Neue Broschüre über "Deserteure" in der NS-Zeit von Florian Hans in der Alten Synagoge erhältlich

Florian Hans hat im Auftrag der Begegnungsstätte Alte Synagoge Wuppertal eine Dokumentation über die in Wuppertal während der Kriegszeit hingerichteten Deserteure der Wehrmacht verfasst. Die Recherchentätigkeiten führten unter anderem ins Militärarchiv nach Freiburg. Gefördert wurde das Projekt von der Landeszentrale für Politische Bildung NRW.

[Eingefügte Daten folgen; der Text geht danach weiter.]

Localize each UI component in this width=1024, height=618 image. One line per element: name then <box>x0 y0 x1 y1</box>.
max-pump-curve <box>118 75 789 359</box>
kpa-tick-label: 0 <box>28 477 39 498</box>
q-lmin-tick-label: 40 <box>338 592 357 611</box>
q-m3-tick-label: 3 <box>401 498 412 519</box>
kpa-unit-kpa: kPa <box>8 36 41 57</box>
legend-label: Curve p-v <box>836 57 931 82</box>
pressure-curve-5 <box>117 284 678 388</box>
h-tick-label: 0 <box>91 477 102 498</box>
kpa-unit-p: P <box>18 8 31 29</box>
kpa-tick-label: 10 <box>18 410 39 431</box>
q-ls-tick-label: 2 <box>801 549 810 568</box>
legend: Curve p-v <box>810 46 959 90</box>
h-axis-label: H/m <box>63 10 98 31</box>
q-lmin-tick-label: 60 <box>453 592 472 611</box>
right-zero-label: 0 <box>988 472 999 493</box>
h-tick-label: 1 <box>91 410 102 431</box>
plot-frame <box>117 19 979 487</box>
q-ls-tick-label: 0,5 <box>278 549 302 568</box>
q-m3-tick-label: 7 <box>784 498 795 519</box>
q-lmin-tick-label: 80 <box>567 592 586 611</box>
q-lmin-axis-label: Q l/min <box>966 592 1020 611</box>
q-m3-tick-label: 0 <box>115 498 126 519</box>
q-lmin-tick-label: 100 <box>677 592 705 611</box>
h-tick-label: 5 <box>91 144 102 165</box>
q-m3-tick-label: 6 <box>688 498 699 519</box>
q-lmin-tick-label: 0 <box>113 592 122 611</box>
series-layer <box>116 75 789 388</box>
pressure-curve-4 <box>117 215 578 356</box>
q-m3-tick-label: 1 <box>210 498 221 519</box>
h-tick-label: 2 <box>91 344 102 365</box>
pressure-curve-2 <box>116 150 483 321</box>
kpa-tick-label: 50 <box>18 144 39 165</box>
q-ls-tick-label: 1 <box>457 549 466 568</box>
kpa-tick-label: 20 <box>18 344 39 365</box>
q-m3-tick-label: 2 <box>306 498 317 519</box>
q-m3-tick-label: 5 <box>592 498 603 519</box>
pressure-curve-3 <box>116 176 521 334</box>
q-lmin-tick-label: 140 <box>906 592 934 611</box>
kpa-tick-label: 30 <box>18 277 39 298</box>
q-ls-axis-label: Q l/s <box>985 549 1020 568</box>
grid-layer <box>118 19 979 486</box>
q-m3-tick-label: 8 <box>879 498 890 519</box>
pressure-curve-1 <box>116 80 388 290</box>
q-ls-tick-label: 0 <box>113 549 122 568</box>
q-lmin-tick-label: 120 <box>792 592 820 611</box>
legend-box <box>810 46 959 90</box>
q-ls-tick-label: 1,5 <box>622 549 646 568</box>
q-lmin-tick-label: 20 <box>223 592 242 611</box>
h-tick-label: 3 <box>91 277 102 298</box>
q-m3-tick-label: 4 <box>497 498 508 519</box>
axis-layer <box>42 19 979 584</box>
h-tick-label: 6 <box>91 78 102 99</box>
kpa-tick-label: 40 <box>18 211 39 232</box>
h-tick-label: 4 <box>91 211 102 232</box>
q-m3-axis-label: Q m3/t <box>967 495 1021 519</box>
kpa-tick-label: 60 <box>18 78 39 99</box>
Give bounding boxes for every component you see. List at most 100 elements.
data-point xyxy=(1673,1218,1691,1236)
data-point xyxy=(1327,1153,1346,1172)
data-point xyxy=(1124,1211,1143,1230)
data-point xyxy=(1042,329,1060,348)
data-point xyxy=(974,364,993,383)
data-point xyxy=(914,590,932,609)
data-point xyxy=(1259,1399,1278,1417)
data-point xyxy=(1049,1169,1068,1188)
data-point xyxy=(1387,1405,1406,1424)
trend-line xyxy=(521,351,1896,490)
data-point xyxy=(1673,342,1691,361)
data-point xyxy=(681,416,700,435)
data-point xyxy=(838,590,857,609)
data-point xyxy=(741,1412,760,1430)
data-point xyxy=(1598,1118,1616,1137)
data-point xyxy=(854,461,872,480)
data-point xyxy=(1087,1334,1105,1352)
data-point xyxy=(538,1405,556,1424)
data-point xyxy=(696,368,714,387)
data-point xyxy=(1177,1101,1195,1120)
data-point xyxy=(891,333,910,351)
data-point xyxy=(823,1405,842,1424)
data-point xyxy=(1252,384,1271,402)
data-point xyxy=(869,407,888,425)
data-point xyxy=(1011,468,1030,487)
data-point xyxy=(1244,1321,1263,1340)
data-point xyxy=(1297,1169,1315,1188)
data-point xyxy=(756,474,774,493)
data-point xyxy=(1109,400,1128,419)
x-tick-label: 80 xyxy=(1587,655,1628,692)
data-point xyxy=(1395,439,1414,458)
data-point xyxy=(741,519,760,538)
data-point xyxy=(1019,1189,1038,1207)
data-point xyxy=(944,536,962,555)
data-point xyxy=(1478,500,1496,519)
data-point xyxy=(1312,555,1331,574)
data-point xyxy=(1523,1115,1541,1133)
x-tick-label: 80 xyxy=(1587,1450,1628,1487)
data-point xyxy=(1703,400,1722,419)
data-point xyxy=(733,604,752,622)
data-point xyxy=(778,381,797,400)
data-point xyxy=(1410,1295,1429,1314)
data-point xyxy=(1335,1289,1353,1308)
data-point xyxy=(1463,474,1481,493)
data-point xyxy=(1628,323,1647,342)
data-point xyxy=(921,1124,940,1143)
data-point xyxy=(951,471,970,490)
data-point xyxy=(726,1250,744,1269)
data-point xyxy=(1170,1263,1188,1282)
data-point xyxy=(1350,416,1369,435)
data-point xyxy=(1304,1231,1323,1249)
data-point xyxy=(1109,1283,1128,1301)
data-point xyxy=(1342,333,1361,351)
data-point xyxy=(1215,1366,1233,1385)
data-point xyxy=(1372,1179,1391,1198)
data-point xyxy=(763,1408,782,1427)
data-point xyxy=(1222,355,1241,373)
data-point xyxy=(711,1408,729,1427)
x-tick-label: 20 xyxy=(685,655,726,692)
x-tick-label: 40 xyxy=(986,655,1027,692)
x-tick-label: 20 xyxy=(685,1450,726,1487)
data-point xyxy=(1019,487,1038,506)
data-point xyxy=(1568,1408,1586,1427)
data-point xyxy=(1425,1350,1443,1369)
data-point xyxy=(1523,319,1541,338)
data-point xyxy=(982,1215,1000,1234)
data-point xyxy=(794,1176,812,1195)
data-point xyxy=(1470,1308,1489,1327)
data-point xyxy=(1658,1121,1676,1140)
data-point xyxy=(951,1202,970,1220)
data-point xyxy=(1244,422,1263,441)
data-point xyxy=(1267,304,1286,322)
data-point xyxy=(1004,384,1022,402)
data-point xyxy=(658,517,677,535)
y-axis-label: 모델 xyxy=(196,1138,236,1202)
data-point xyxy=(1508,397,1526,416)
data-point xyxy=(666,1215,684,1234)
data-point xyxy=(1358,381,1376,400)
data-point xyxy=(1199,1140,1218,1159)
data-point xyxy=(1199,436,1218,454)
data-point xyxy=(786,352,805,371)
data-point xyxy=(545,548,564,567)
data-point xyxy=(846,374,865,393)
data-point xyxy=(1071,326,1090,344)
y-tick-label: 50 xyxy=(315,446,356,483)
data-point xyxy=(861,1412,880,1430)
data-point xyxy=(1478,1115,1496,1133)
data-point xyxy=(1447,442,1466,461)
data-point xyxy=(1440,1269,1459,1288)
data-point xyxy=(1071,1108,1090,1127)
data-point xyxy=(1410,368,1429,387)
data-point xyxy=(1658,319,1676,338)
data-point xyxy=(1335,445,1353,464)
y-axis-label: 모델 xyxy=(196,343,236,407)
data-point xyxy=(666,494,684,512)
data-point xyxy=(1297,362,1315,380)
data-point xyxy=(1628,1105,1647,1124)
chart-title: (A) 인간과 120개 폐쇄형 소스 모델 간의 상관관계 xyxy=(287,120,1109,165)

Die historische Aufarbeitung dieser Unrechtsurteile ist Teil eines umfangreichen städtischen Diskurses, der aus einem Schulprojekt und einer größeren Gedenkveranstaltung entwachsen ist. Entstanden sind neben der Publikation das Konzept und der Entwurf für ein Denkmal, dessen Realiserung derzeit diskutiert wird. Die Dokumentation "Wegen Fahnenflucht zum Tode verurteilt. Die Erschießungen von Deserteuren der Wehrmacht in Wuppertal 1940-1945" führt in das Thema "Fahnenflucht im NS-Regime" ein, erläutert die Praxis der Wehrmachtgerichtsbarkeit und ihrer Richter und stellt den Tatort, den auf Dokumenten protokollierten Ablauf der Exekutionen und die Opferzahlen vor. Im Fokus stehen die Opfer und ihre individuellen Geschichten, die dank der umfangreichen Recherchefunde mit kommentierten Quellen und Fotos präsentiert werden. Die Dokumentation beleuchtet abschließend die Geschichte der Wuppertaler Erinnerungskultur hinsichtlich der Deserteure.